したがって、キリスト教では「扉」(=門)は寺院の扉ではなく、神の国への入り口の比喩として語られます。

”Enter ye in at the strait gate." 「狭い門から入りなさい。」

(『マタイによる福音書』7章13節)


映画では、イエスが登場しないかわりに、大人になったジャックが扉をくぐる行為によって、神のもとへ、あるいは天国へ、戻っていく可能性を表現しています。

この映画を2011年に映画館で見ましたが、ちょうどその頃、バイブル・スタディに参加していたので、扉をくぐる場面の意味が本当に腑に落ちて、感嘆したのを覚えています。

映画自体は、欧米でも賛否両論あったようですが、キリスト教の発想を理解できるか否かで評価が分かれたのではないかと思います。私自身は信者ではありませんが、この映画はよく理解できました。

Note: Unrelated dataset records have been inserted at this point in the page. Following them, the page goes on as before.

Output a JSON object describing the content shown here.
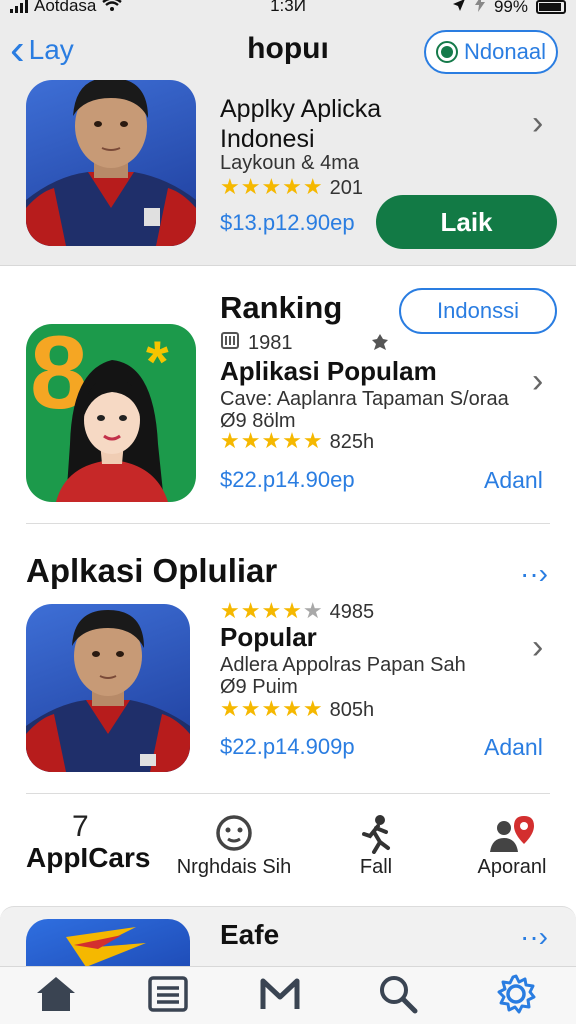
{
  "status": {
    "carrier": "Aotdasa",
    "time": "1:3И",
    "battery": "99%"
  },
  "header": {
    "back_label": "Lay",
    "title": "hopuı",
    "region_label": "Ndonaal"
  },
  "featured": {
    "title": "Applky Aplicka\nIndonesi",
    "subtitle": "Laykoun & 4ma",
    "rating_count": "201",
    "price": "$13.p12.90ep",
    "action_label": "Laik"
  },
  "ranking": {
    "heading": "Ranking",
    "region_button": "Indonssi",
    "rank": "1981",
    "app_title": "Aplikasi Populam",
    "description": "Cave: Aaplanra Tapaman S/oraa",
    "size": "Ø9 8ölm",
    "rating_count": "825h",
    "price": "$22.p14.90ep",
    "action_label": "Adanl"
  },
  "popular": {
    "heading": "Aplkasi Opluliar",
    "rating_top": "4985",
    "app_title": "Popular",
    "description": "Adlera Appolras Papan Sah",
    "size": "Ø9 Puim",
    "rating_count": "805h",
    "price": "$22.p14.909p",
    "action_label": "Adanl"
  },
  "categories": [
    {
      "label": "AppICars",
      "icon": "seven-icon",
      "top": "7"
    },
    {
      "label": "Nrghdais Sih",
      "icon": "face-icon"
    },
    {
      "label": "Fall",
      "icon": "runner-icon"
    },
    {
      "label": "Aporanl",
      "icon": "person-pin-icon"
    }
  ],
  "bottom_card": {
    "title": "Eafe"
  },
  "tabbar": {
    "tabs": [
      "home-icon",
      "list-icon",
      "m-icon",
      "search-icon",
      "gear-icon"
    ]
  },
  "colors": {
    "accent": "#2a7de1",
    "button_green": "#127a45",
    "star": "#f5b800"
  }
}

理解はできましたが、ひとつ大きな問題が残ります。すなわち、キリスト教に父権社会の構造が根強くあるのではないか、ということです。神は父であり、人間との圧倒的な力の差があります。神=父である限り、この構造を克服することは困難です。映画では、父親より母親を敬虔な信者として描くことで、父権制の強さを中和しようとしたのかもしれません。

この映画を監督したテレンス・マリックは、自然光の逆光で撮影することを好みます。それも、キリスト教的な「神=光」をカメラの中に収めるためだそうです。

最近では『ノマドランド』のクロエ・ジャオ監督がマリックに倣い、逆光を多く取り入れました。高齢のノマドたちひとりひとりが荒野をさすらうキリスト、なのかもしれません。

参照文献

  • 聖書協会共同訳『聖書』、日本聖書協会。